Gina Martin, a freelance writer and victim of upskirting launched a campaign to get upskirting recognised as a specific crime and punishable under the Sexual Offences Act. This campaign has gained considerable momentum both publicly and politically and in March 2018 the Voyeurism (Offence) Bill was presented to the House of Commons. The bill was blocked by the objections of one MP on the grounds that there had been a ‘lack of debate’ and thus a breach of parliamentary procedure. The backlash to this objection was interesting, rather than acknowledging that this is a serious issue worthy of parliamentary debate a humiliating and somewhat bullying approach was taken in the form of ‘pants bunting’ being hung outside of his Commons office.
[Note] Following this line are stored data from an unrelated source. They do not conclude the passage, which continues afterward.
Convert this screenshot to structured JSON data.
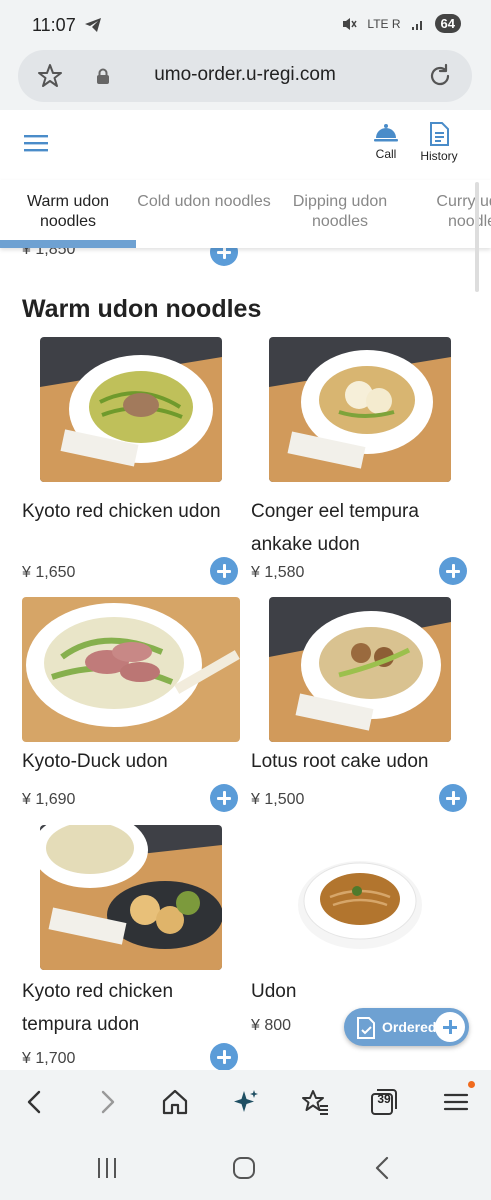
{
  "status_bar": {
    "time": "11:07",
    "network": "LTE R",
    "battery": "64"
  },
  "browser": {
    "url": "umo-order.u-regi.com",
    "tabs_count": "39"
  },
  "header": {
    "call_label": "Call",
    "history_label": "History"
  },
  "tabs": [
    {
      "label": "Warm udon noodles",
      "active": true
    },
    {
      "label": "Cold udon noodles",
      "active": false
    },
    {
      "label": "Dipping udon noodles",
      "active": false
    },
    {
      "label": "Curry udon noodles",
      "active": false
    }
  ],
  "previous_price": "¥ 1,850",
  "section_title": "Warm udon noodles",
  "items": [
    {
      "name": "Kyoto red chicken udon",
      "price": "¥ 1,650"
    },
    {
      "name": "Conger eel tempura ankake udon",
      "price": "¥ 1,580"
    },
    {
      "name": "Kyoto-Duck udon",
      "price": "¥ 1,690"
    },
    {
      "name": "Lotus root cake udon",
      "price": "¥ 1,500"
    },
    {
      "name": "Kyoto red chicken tempura udon",
      "price": "¥ 1,700"
    },
    {
      "name": "Udon",
      "price": "¥ 800"
    }
  ],
  "ordered_label": "Ordered",
  "colors": {
    "accent": "#5b9cd8",
    "tab_underline": "#6ea1d2",
    "notification_dot": "#f06a1d"
  }
}
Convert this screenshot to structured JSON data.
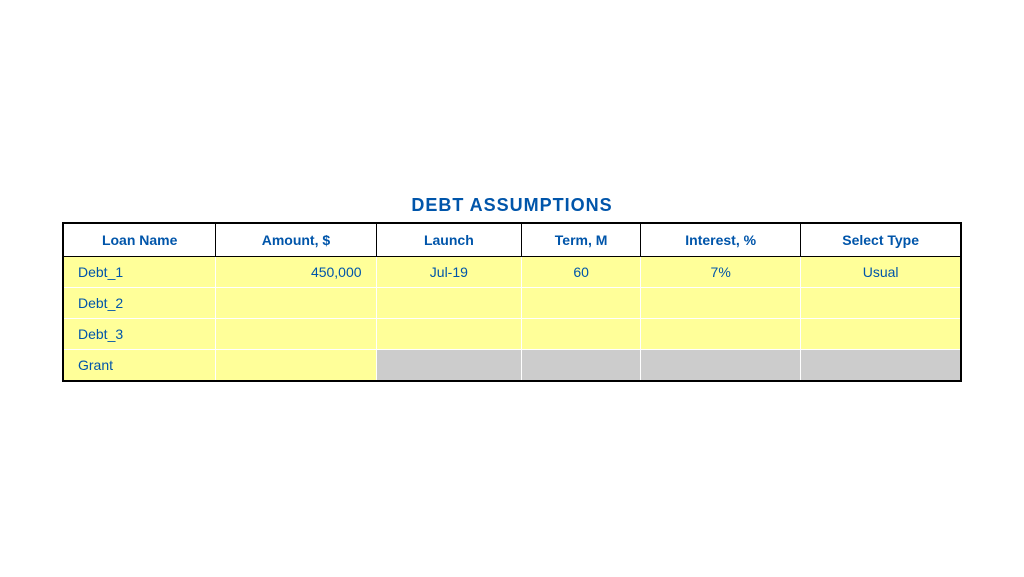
{
  "title": "DEBT ASSUMPTIONS",
  "columns": [
    {
      "key": "loan_name",
      "label": "Loan Name",
      "class": "col-loan"
    },
    {
      "key": "amount",
      "label": "Amount, $",
      "class": "col-amount"
    },
    {
      "key": "launch",
      "label": "Launch",
      "class": "col-launch"
    },
    {
      "key": "term",
      "label": "Term, M",
      "class": "col-term"
    },
    {
      "key": "interest",
      "label": "Interest, %",
      "class": "col-interest"
    },
    {
      "key": "select_type",
      "label": "Select Type",
      "class": "col-type"
    }
  ],
  "rows": [
    {
      "type": "normal",
      "cells": {
        "loan_name": "Debt_1",
        "amount": "450,000",
        "launch": "Jul-19",
        "term": "60",
        "interest": "7%",
        "select_type": "Usual"
      }
    },
    {
      "type": "normal",
      "cells": {
        "loan_name": "Debt_2",
        "amount": "",
        "launch": "",
        "term": "",
        "interest": "",
        "select_type": ""
      }
    },
    {
      "type": "normal",
      "cells": {
        "loan_name": "Debt_3",
        "amount": "",
        "launch": "",
        "term": "",
        "interest": "",
        "select_type": ""
      }
    },
    {
      "type": "grant",
      "cells": {
        "loan_name": "Grant",
        "amount": "",
        "launch": "",
        "term": "",
        "interest": "",
        "select_type": ""
      }
    }
  ]
}
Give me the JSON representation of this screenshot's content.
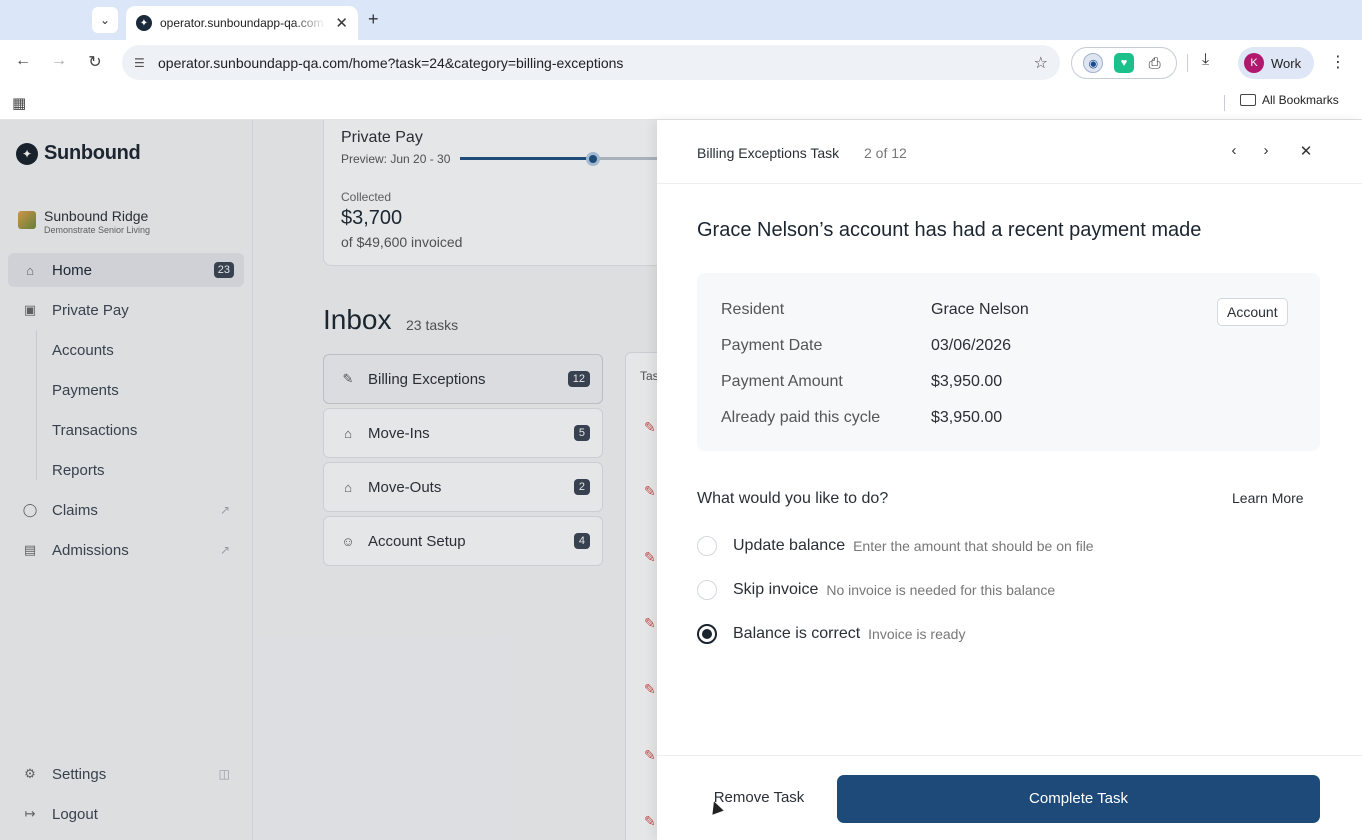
{
  "browser": {
    "tab_title": "operator.sunboundapp-qa.com",
    "url": "operator.sunboundapp-qa.com/home?task=24&category=billing-exceptions",
    "profile_initial": "K",
    "profile_label": "Work",
    "all_bookmarks": "All Bookmarks"
  },
  "sidebar": {
    "brand": "Sunbound",
    "org_name": "Sunbound Ridge",
    "org_sub": "Demonstrate Senior Living",
    "home": "Home",
    "home_badge": "23",
    "private_pay": "Private Pay",
    "accounts": "Accounts",
    "payments": "Payments",
    "transactions": "Transactions",
    "reports": "Reports",
    "claims": "Claims",
    "admissions": "Admissions",
    "settings": "Settings",
    "logout": "Logout"
  },
  "main": {
    "private_pay_title": "Private Pay",
    "preview_label": "Preview: Jun 20 - 30",
    "slider_position": 0.58,
    "collected_label": "Collected",
    "collected_amount": "$3,700",
    "invoiced_label": "of $49,600 invoiced",
    "inbox_title": "Inbox",
    "inbox_count": "23 tasks",
    "categories": [
      {
        "label": "Billing Exceptions",
        "count": "12"
      },
      {
        "label": "Move-Ins",
        "count": "5"
      },
      {
        "label": "Move-Outs",
        "count": "2"
      },
      {
        "label": "Account Setup",
        "count": "4"
      }
    ],
    "task_col_head": "Tas"
  },
  "drawer": {
    "title": "Billing Exceptions Task",
    "position": "2 of 12",
    "heading": "Grace Nelson’s account has had a recent payment made",
    "account_button": "Account",
    "rows": [
      {
        "label": "Resident",
        "value": "Grace Nelson"
      },
      {
        "label": "Payment Date",
        "value": "03/06/2026"
      },
      {
        "label": "Payment Amount",
        "value": "$3,950.00"
      },
      {
        "label": "Already paid this cycle",
        "value": "$3,950.00"
      }
    ],
    "question": "What would you like to do?",
    "learn_more": "Learn More",
    "options": [
      {
        "label": "Update balance",
        "desc": "Enter the amount that should be on file",
        "checked": false
      },
      {
        "label": "Skip invoice",
        "desc": "No invoice is needed for this balance",
        "checked": false
      },
      {
        "label": "Balance is correct",
        "desc": "Invoice is ready",
        "checked": true
      }
    ],
    "remove_task": "Remove Task",
    "complete_task": "Complete Task"
  }
}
While I might not agree with some of the past actions of this MP his argument that new laws need to be debated if we (the UK) are to stand up for freedom and democracy is an important one. Upskirting is a serious breach of privacy and decency and therefore needs proper debate if the resulting legislation is going to be more than a knee-jerk reaction to public outrage. Such legislation often results in the need for multiple revisions in order for it to efficiency and effectively tackle such behaviour. For example, the proposed burden of proof in the original bill alongside the limited scope of the bill[1] would likely have limited prosecutions rather than facilitating them. Unfortunately, with just three months between the original bill and the revised Voyeurism (Offences) (No.2)) Bill, which was successfully introduced to the House of Commons in June 2018, the extent to which sufficient informed debate has occurred remains questionable.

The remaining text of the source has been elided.